O programa que levou o ensino médio a regiões remotas da Bahia completou 15 anos com um debate sobre o futuro. A Secretaria da Educação do Estado (SEC) e o Instituto Anísio Teixeira (IAT) iniciaram as comemorações do Ensino Médio com Intermediação Tecnológica (EMITec) com um seminário nesta terça-feira (7), em Salvador. O evento reuniu dirigentes, professores e profissionais para discutir inovação e a democratização do acesso à educação, celebrando uma iniciativa que atende mais de 14 mil estudantes em 2026.
Realizado no Cineteatro 2 de Julho, o encontro teve como tema “EMITec 15 anos: conectando distâncias, saberes e transformando vidas”. A superintendente de Políticas para a Educação Básica da SEC, Helaine Souza, foi direta ao definir a missão do programa. “O programa existe para diminuir uma lacuna e chegar a lugares onde não conseguíamos estar presentes de forma física”, afirmou.
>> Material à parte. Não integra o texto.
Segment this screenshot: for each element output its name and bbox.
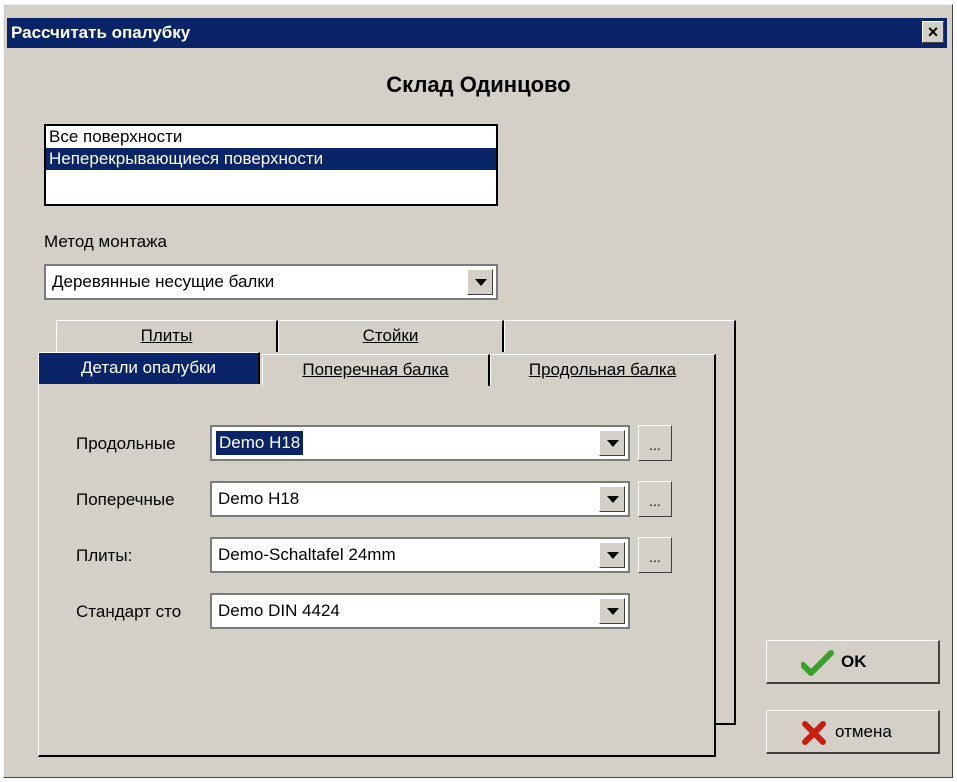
field-label: Продольные <box>76 434 176 453</box>
plates-select[interactable]: Demo-Schaltafel 24mm <box>210 537 630 573</box>
field-label: Поперечные <box>76 490 175 509</box>
field-value: Demo-Schaltafel 24mm <box>218 545 396 564</box>
close-button[interactable]: × <box>922 21 944 43</box>
cancel-button[interactable]: отмена <box>766 710 940 754</box>
browse-button[interactable]: ... <box>638 537 672 573</box>
window-title: Рассчитать опалубку <box>11 23 191 42</box>
chevron-down-icon[interactable] <box>599 598 625 624</box>
field-value: Demo H18 <box>214 430 305 456</box>
tab-longitudinal-beam[interactable]: Продольная балка <box>490 354 716 386</box>
surfaces-listbox[interactable]: Все поверхности Неперекрывающиеся поверх… <box>44 124 498 206</box>
tab-label: Продольная балка <box>528 360 677 379</box>
list-item[interactable]: Неперекрывающиеся поверхности <box>46 148 496 170</box>
field-value: Demo H18 <box>218 489 300 508</box>
browse-button[interactable]: ... <box>638 481 672 517</box>
tab-label: Плиты <box>140 326 193 345</box>
chevron-down-icon[interactable] <box>467 269 493 295</box>
tab-formwork-details[interactable]: Детали опалубки <box>38 352 260 384</box>
field-label: Плиты: <box>76 546 133 565</box>
field-label: Стандарт сто <box>76 602 182 621</box>
field-value: Demo DIN 4424 <box>218 601 340 620</box>
x-icon <box>802 721 826 745</box>
cancel-label: отмена <box>835 722 892 741</box>
tab-props[interactable]: Стойки <box>278 320 504 352</box>
tab-label: Детали опалубки <box>81 358 216 377</box>
tab-empty <box>504 320 736 352</box>
longitudinal-select[interactable]: Demo H18 <box>210 425 630 461</box>
tab-plates[interactable]: Плиты <box>56 320 278 352</box>
check-icon <box>801 650 834 676</box>
chevron-down-icon[interactable] <box>599 542 625 568</box>
chevron-down-icon[interactable] <box>599 486 625 512</box>
method-select[interactable]: Деревянные несущие балки <box>44 264 498 300</box>
method-label: Метод монтажа <box>44 232 167 251</box>
close-icon: × <box>927 22 939 42</box>
browse-button[interactable]: ... <box>638 425 672 461</box>
list-item[interactable]: Все поверхности <box>46 126 496 148</box>
ok-label: OK <box>841 652 867 671</box>
tab-label: Поперечная балка <box>302 360 449 379</box>
tab-cross-beam[interactable]: Поперечная балка <box>262 354 490 386</box>
page-title: Склад Одинцово <box>386 72 571 97</box>
tab-label: Стойки <box>362 326 419 345</box>
chevron-down-icon[interactable] <box>599 430 625 456</box>
cross-select[interactable]: Demo H18 <box>210 481 630 517</box>
standard-select[interactable]: Demo DIN 4424 <box>210 593 630 629</box>
ok-button[interactable]: OK <box>766 640 940 684</box>
title-bar: Рассчитать опалубку × <box>7 18 947 48</box>
method-value: Деревянные несущие балки <box>52 272 275 291</box>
O compromisso, segundo ela, é garantir educação de qualidade para todos, promovendo equidade.
Democratização do acesso e números atuais
A diretora do EMITec, Flávia Carvalho, trouxe um dado concreto. “Só este ano, mais de 14 mil estudantes estão sendo atendidos pelo programa”, disse. Ela ressaltou que o projeto tecnológico democratizou o acesso ao ensino há 15 anos, alcançando regiões antes desassistidas. Implementado em 2011, o programa é uma oferta estruturante da SEC e foi pioneiro no Nordeste.
Como funciona? As aulas são transmitidas ao vivo via satélite dos estúdios do IAT. A rede conta com 821 mediadores em 350 localidades, conectadas aos 27 Núcleos Territoriais de Educação (NTE). Esses profissionais são a ponte em sala, incentivando a participação dos alunos por meio de chat. Toda a atividade vai para um Ambiente Virtual de Aprendizagem (AVA). O resultado é uma alternativa pedagógica que chega onde a escola física não chega, transformando a vida de jovens e adultos em áreas de difícil acesso.
Desafios e futuro do ensino mediado por tecnologia
O seminário não se limitou à celebração. Promoveu uma reflexão séria sobre os desafios e as possibilidades de ampliação do ensino mediado pela tecnologia. Painéis e rodas de conversa discutiram os próximos passos. A pergunta que fica: como expandir esse modelo sem perder a qualidade do contato humano?
O EMITec nasceu como uma solução urgente. E se consolidou. A conta é clara: sem essa intermediação técnica, milhares de baianos estariam fora da sala de aula. A história se repete a cada novo ano letivo, com mais estudantes conectados. O impacto futuro depende agora de como a SEC e o IAT vão enfrentar a evolução tecnológica e a demanda por uma educação cada vez mais integrada, como a que busca crescer na alfabetização e lançar novas ações. O sucesso de iniciativas estaduais, como os estudantes da Bahia que ganham prata em feira científica mundial, mostra o potencial a ser explorado. O desenvolvimento do estado, que reduz dívida e investe bilhões com recursos próprios, e a geração de oportunidades, com a Bahia gerando milhares de empregos formais, criam um cenário propício para investir em educação. Além disso, a melhoria da infraestrutura, com obras como as viabilizadas pelo Novo PAC para saneamento, é fundamental para apoiar a expansão de programas como o EMITec.